PCOS Keto Chicken Nuggets - Coconut Flour Chicken Nuggets - PCOS-Friendly Recipe
Nutrition per Serving
350
Calories
30g
Protein
10g
Carbs
20g
Fat
This recipe includes a grocery list of chicken breasts, coconut flour, eggs, garlic powder, onion powder, salt, pepper, and coconut oil. The Glycemic Index (GI) of coconut flour is low, which is beneficial for PCOS.
Ingredients
- 1 lb (450g) boneless skinless chicken breasts
- 1/2 cup (60g) coconut flour
- 2 large eggs
- 1/2 tsp (2.5g) garlic powder
- 1/2 tsp (2.5g) onion powder, Salt and pepper to taste
- 1/2 cup (120ml) coconut oil for frying
Instructions
- Cut the chicken into nugget-sized pieces.
- In a bowl, mix coconut flour with garlic powder, onion powder, salt, and pepper.
- In another bowl, beat the eggs.
- Dip each chicken piece into the egg, then coat in the flour mixture.
- Heat coconut oil in a pan over medium heat.
- Fry the chicken nuggets until golden brown, about 3-4 minutes each side.

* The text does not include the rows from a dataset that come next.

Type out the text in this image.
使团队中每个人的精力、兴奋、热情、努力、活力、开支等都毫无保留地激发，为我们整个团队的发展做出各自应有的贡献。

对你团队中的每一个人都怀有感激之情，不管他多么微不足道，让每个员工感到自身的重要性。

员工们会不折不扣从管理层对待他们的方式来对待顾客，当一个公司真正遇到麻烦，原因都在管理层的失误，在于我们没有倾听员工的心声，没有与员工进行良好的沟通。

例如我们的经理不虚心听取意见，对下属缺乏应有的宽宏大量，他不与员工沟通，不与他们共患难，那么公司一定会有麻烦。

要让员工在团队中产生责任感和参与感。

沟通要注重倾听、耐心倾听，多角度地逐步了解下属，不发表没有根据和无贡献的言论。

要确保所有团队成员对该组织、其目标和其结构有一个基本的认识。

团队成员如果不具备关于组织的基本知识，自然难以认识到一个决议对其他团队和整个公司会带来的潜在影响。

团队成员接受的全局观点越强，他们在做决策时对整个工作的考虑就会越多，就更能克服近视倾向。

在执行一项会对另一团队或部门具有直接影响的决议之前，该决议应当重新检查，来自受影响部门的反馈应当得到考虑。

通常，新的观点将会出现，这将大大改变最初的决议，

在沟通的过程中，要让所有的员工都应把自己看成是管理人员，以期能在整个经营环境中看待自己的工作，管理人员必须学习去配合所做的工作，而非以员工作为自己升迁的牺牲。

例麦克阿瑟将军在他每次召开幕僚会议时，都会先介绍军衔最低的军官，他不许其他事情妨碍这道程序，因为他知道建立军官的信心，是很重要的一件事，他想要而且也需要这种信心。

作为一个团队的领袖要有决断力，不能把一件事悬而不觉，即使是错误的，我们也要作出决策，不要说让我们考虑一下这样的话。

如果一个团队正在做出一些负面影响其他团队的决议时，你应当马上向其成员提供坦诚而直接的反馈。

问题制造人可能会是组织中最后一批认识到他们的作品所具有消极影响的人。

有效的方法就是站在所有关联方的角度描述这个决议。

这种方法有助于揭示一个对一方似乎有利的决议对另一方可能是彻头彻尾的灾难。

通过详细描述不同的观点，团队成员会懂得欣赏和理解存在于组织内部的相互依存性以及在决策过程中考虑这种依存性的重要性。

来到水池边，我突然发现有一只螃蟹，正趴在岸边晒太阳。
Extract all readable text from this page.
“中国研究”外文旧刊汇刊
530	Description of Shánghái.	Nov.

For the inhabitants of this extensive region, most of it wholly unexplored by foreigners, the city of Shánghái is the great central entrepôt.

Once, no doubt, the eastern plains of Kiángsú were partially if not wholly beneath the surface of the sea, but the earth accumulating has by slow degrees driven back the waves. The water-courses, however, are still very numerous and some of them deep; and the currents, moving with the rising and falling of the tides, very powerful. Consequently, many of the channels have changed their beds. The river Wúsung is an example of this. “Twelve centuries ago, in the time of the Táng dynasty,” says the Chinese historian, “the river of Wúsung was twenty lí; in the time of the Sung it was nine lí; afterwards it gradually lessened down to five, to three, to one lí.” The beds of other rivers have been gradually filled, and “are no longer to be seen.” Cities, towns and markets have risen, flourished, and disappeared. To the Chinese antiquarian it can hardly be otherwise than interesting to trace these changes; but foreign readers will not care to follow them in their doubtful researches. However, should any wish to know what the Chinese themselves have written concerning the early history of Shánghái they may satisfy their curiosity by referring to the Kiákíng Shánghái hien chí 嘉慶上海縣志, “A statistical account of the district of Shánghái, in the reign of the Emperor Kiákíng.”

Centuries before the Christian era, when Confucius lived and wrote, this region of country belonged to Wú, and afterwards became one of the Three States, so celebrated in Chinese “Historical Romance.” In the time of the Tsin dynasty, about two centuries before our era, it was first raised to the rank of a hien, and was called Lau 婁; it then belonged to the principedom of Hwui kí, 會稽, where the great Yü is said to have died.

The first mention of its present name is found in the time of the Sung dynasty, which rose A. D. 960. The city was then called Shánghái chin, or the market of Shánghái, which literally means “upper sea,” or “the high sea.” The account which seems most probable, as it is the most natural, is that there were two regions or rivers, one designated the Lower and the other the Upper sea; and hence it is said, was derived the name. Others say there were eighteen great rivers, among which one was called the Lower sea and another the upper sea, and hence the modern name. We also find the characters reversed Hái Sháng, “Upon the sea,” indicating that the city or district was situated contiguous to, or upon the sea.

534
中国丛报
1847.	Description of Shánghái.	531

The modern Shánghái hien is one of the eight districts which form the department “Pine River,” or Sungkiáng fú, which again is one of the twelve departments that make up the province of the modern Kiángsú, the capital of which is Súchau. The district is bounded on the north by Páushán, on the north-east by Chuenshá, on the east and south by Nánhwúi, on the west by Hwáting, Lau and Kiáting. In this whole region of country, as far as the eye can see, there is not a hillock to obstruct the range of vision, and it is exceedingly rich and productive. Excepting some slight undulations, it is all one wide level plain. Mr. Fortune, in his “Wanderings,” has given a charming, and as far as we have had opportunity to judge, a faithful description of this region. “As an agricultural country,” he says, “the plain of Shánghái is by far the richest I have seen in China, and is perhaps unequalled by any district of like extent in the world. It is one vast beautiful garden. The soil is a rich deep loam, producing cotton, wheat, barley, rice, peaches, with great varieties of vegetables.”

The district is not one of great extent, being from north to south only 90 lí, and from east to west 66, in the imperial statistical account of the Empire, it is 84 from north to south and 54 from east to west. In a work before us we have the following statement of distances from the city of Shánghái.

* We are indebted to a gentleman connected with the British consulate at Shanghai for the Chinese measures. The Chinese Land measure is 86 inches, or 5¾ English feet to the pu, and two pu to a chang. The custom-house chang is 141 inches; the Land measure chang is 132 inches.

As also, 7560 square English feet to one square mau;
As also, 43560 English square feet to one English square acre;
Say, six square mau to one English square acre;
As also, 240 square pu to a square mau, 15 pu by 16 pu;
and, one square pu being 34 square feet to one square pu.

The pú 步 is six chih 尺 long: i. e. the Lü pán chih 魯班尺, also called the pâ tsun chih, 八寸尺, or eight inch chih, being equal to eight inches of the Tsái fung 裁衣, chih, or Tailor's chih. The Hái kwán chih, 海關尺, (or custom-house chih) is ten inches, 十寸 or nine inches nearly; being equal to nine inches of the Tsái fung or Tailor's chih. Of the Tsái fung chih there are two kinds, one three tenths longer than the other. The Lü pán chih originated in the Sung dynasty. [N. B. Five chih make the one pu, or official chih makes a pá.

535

- Drain on paper towels and serve warm.
These PCOS-friendly chicken nuggets are not only delicious but also packed with nutrients beneficial for PCOS. The low GI of coconut flour helps in maintaining blood sugar levels. The high protein content from the chicken aids in weight management and satiety. The healthy fats from coconut oil are beneficial for hormonal balance. This recipe is a quick, easy, and tasty way to enjoy a PCOS-friendly meal, giving you a sense of empowerment and control over your diet.
PCOS-Friendly Foods in This Recipe
This recipe contains the following foods that may benefit PCOS management: Eggs.
Eggs are a good source of protein, vitamins, and minerals. They are particularly high in choline, which is important for brain health. Eggs also contain antioxidants such as lutein and zeaxanthin, which are beneficial for eye health. Including eggs in your diet can help provide essential nutrients without significantly raising blood sugar levels, making them a suitable option for managing PCOS symptoms.